Norman's story

norman1.jpgRetired policeman Norman Oliver has recalled the day he arrived first on the scene after the Great Train Robbery. 
Dog handler Norman, who was working in Aylesbury at the time, was sent off to assist with an incident on the railways on the morning of 8th August 1963 only to later find out it was the scene of the biggest robbery ever. He was later involved in a number of raids to try and find the perpetrators.
The 81-year-old, who lives at Bluebell Gardens, a retirement housing scheme, revealed his story as part of Thanks for the Memories.
The campaign is being run by us to coincide with the Alzheimer’s Society’s Dementia Awareness Week (May 15 to 21) to highlight the best memories from the lives of residents and raise awareness of dementia in the process.
Recalling the day Norman said: “I didn’t have a clue what I was going to, I was woken up and told to assist with an incident on the railways.
“When I got there a few people milling around but I was the first policeman on the scene. You could see and hear the train as you approached and then officers and the chief constable started to arrive. I overheard him say they thought up to £2million could have been stolen. 
“They wanted me to see if the dog could pick up any trails. He did but they led back to the trains so didn’t tell us anything.
“After that I was involved in a number of raids. Leatherslade Farm, where they found the hideout and the evidence which eventually led to most of them being convicted, was next on our team’s list but we were exhausted and took a break so another team searched it.
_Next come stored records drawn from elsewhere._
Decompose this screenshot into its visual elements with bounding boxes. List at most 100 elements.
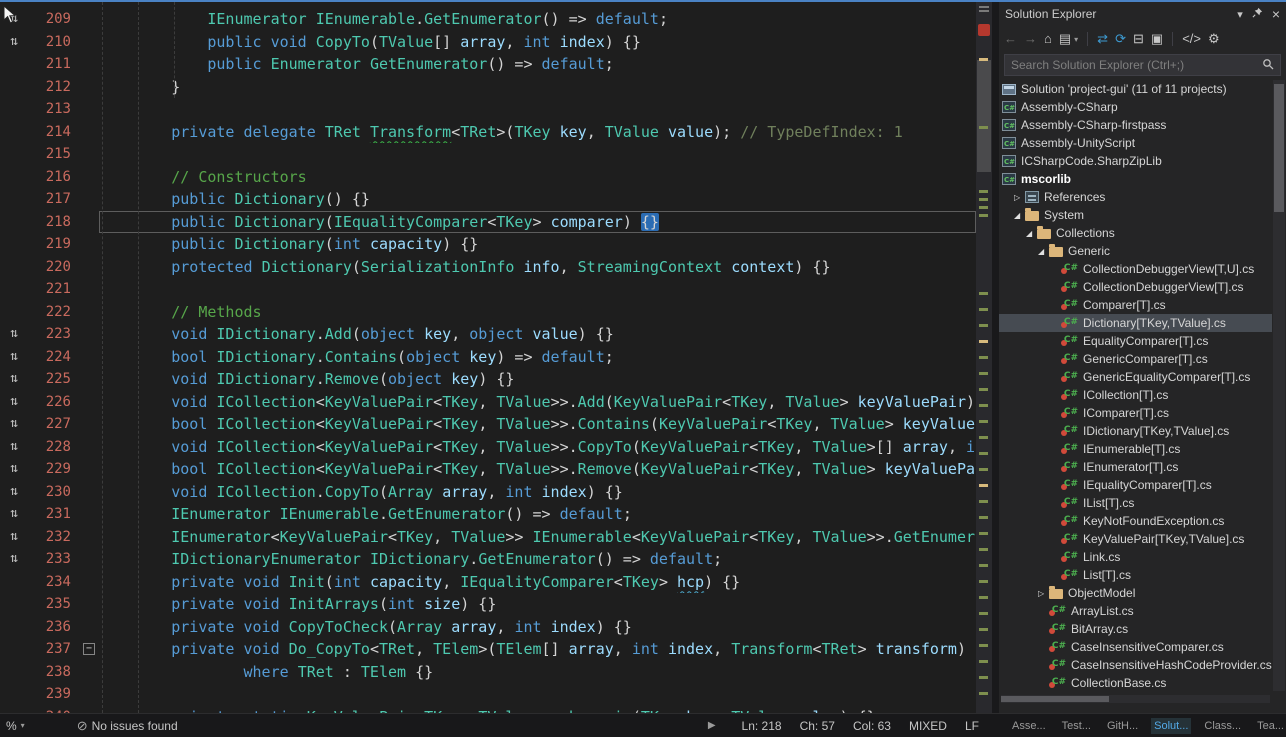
code-line[interactable]: 237− private void Do_CopyTo<TRet, TElem>… xyxy=(0,638,976,661)
forward-icon[interactable]: → xyxy=(1024,32,1037,46)
window-menu-chevron-icon[interactable]: ▾ xyxy=(1237,8,1243,21)
tree-item[interactable]: GenericEqualityComparer[T].cs xyxy=(999,368,1272,386)
tree-item[interactable]: Assembly-UnityScript xyxy=(999,134,1272,152)
code-line[interactable]: 218 public Dictionary(IEqualityComparer<… xyxy=(0,211,976,234)
code-line[interactable]: ⇅231 IEnumerator IEnumerable.GetEnumerat… xyxy=(0,503,976,526)
sync-active-document-icon[interactable]: ⇄ xyxy=(1097,32,1108,46)
tree-item[interactable]: ◢System xyxy=(999,206,1272,224)
tree-item[interactable]: ICollection[T].cs xyxy=(999,386,1272,404)
code-line[interactable]: 216 // Constructors xyxy=(0,166,976,189)
tree-item[interactable]: Assembly-CSharp xyxy=(999,98,1272,116)
collapse-all-icon[interactable]: ⊟ xyxy=(1133,32,1144,46)
panel-tab[interactable]: Test... xyxy=(1059,718,1094,734)
code-line[interactable]: 219 public Dictionary(int capacity) {} xyxy=(0,233,976,256)
code-line[interactable]: 235 private void InitArrays(int size) {} xyxy=(0,593,976,616)
editor-vscrollbar[interactable] xyxy=(976,2,992,713)
code-line[interactable]: 220 protected Dictionary(SerializationIn… xyxy=(0,256,976,279)
code-line[interactable]: 222 // Methods xyxy=(0,301,976,324)
settings-icon[interactable]: ⚙ xyxy=(1208,32,1220,46)
collapsed-arrow-icon[interactable]: ▷ xyxy=(1038,589,1049,598)
tree-item[interactable]: Comparer[T].cs xyxy=(999,296,1272,314)
collapse-region-icon[interactable]: − xyxy=(83,643,95,655)
panel-vscrollbar[interactable] xyxy=(1273,80,1285,691)
panel-tab[interactable]: Tea... xyxy=(1254,718,1286,734)
code-line[interactable]: 215 xyxy=(0,143,976,166)
tree-item[interactable]: List[T].cs xyxy=(999,566,1272,584)
editor-vscrollbar-thumb[interactable] xyxy=(977,60,991,172)
code-line[interactable]: ⇅233 IDictionaryEnumerator IDictionary.G… xyxy=(0,548,976,571)
tree-item[interactable]: Assembly-CSharp-firstpass xyxy=(999,116,1272,134)
code-line[interactable]: ⇅227 bool ICollection<KeyValuePair<TKey,… xyxy=(0,413,976,436)
code-line[interactable]: 221 xyxy=(0,278,976,301)
code-line[interactable]: ⇅209 IEnumerator IEnumerable.GetEnumerat… xyxy=(0,8,976,31)
pin-icon[interactable] xyxy=(1252,7,1263,21)
code-line[interactable]: ⇅229 bool ICollection<KeyValuePair<TKey,… xyxy=(0,458,976,481)
code-line[interactable]: 238 where TRet : TElem {} xyxy=(0,661,976,684)
tree-item[interactable]: Solution 'project-gui' (11 of 11 project… xyxy=(999,80,1272,98)
tree-item[interactable]: IEnumerable[T].cs xyxy=(999,440,1272,458)
code-line[interactable]: 212 } xyxy=(0,76,976,99)
tree-item[interactable]: GenericComparer[T].cs xyxy=(999,350,1272,368)
tree-item[interactable]: IComparer[T].cs xyxy=(999,404,1272,422)
code-line[interactable]: ⇅240 private static KeyValuePair<TKey, T… xyxy=(0,706,976,714)
code-line[interactable]: 211 public Enumerator GetEnumerator() =>… xyxy=(0,53,976,76)
tree-item[interactable]: ICSharpCode.SharpZipLib xyxy=(999,152,1272,170)
dropdown-caret-icon[interactable]: ▾ xyxy=(1074,35,1078,44)
indentation-status[interactable]: MIXED xyxy=(909,719,947,733)
tree-item[interactable]: IEnumerator[T].cs xyxy=(999,458,1272,476)
expanded-arrow-icon[interactable]: ◢ xyxy=(1014,211,1025,220)
splitter-grip-icon[interactable] xyxy=(979,6,989,8)
tree-item[interactable]: ▷ObjectModel xyxy=(999,584,1272,602)
tree-item[interactable]: EqualityComparer[T].cs xyxy=(999,332,1272,350)
search-icon[interactable] xyxy=(1262,58,1274,73)
code-line[interactable]: 239 xyxy=(0,683,976,706)
tree-item[interactable]: ArrayList.cs xyxy=(999,602,1272,620)
panel-vscrollbar-thumb[interactable] xyxy=(1274,84,1284,212)
tree-item[interactable]: ◢Generic xyxy=(999,242,1272,260)
code-line[interactable]: ⇅228 void ICollection<KeyValuePair<TKey,… xyxy=(0,436,976,459)
column-status[interactable]: Col: 63 xyxy=(853,719,891,733)
switch-views-icon[interactable]: ▤ xyxy=(1059,32,1071,46)
tree-item[interactable]: Dictionary[TKey,TValue].cs xyxy=(999,314,1272,332)
tree-item[interactable]: Link.cs xyxy=(999,548,1272,566)
code-editor[interactable]: ⇅209 IEnumerator IEnumerable.GetEnumerat… xyxy=(0,2,976,713)
line-ending-status[interactable]: LF xyxy=(965,719,979,733)
tree-item[interactable]: IEqualityComparer[T].cs xyxy=(999,476,1272,494)
code-line[interactable]: ⇅225 void IDictionary.Remove(object key)… xyxy=(0,368,976,391)
code-view-icon[interactable]: </> xyxy=(1182,32,1201,46)
zoom-control[interactable]: % ▾ xyxy=(6,719,25,733)
issues-status[interactable]: ⊘ No issues found xyxy=(77,718,178,734)
show-all-files-icon[interactable]: ▣ xyxy=(1151,32,1163,46)
tree-item[interactable]: IList[T].cs xyxy=(999,494,1272,512)
expanded-arrow-icon[interactable]: ◢ xyxy=(1026,229,1037,238)
panel-hscrollbar-thumb[interactable] xyxy=(1001,696,1109,702)
code-line[interactable]: ⇅232 IEnumerator<KeyValuePair<TKey, TVal… xyxy=(0,526,976,549)
panel-tab[interactable]: GitH... xyxy=(1104,718,1141,734)
line-status[interactable]: Ln: 218 xyxy=(742,719,782,733)
panel-splitter[interactable] xyxy=(992,2,999,713)
tree-item[interactable]: IDictionary[TKey,TValue].cs xyxy=(999,422,1272,440)
code-line[interactable]: 236 private void CopyToCheck(Array array… xyxy=(0,616,976,639)
tree-item[interactable]: KeyValuePair[TKey,TValue].cs xyxy=(999,530,1272,548)
tree-item[interactable]: ◢Collections xyxy=(999,224,1272,242)
panel-hscrollbar[interactable] xyxy=(1001,695,1270,703)
document-health-icon[interactable] xyxy=(978,24,990,36)
expanded-arrow-icon[interactable]: ◢ xyxy=(1038,247,1049,256)
code-line[interactable]: 217 public Dictionary() {} xyxy=(0,188,976,211)
collapsed-arrow-icon[interactable]: ▷ xyxy=(1014,193,1025,202)
home-icon[interactable]: ⌂ xyxy=(1044,32,1052,46)
search-input[interactable]: Search Solution Explorer (Ctrl+;) xyxy=(1004,54,1281,76)
back-icon[interactable]: ← xyxy=(1004,32,1017,46)
tree-item[interactable]: CollectionBase.cs xyxy=(999,674,1272,692)
tree-item[interactable]: CaseInsensitiveHashCodeProvider.cs xyxy=(999,656,1272,674)
code-line[interactable]: ⇅226 void ICollection<KeyValuePair<TKey,… xyxy=(0,391,976,414)
code-line[interactable]: 214 private delegate TRet Transform<TRet… xyxy=(0,121,976,144)
tree-item[interactable]: ▷References xyxy=(999,188,1272,206)
code-line[interactable]: 234 private void Init(int capacity, IEqu… xyxy=(0,571,976,594)
character-status[interactable]: Ch: 57 xyxy=(800,719,835,733)
triangle-icon[interactable]: ▶ xyxy=(708,720,716,731)
tree-item[interactable]: BitArray.cs xyxy=(999,620,1272,638)
code-line[interactable]: ⇅223 void IDictionary.Add(object key, ob… xyxy=(0,323,976,346)
code-line[interactable]: ⇅230 void ICollection.CopyTo(Array array… xyxy=(0,481,976,504)
close-icon[interactable]: × xyxy=(1272,6,1280,22)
Norman 1.jpg“I think memories are incredibly important. I count myself very lucky that I don’t have dementia but I know people that do and it is very important we do what we can to raise awareness.” 
Norman was involved in the investigation until the Metropolitan Police took it over.
He served with the police for 28 years.
On another occasion during his career he was asked to patrol Chequers, the country retreat of the Prime Minister, only to be accosted by one President Eisenhower’s security guards. 
“I had no idea who was there,” Norman continued.
“I was just asked to patrol Chequers and it turned out Eisenhower was visiting and he had his security team with him!"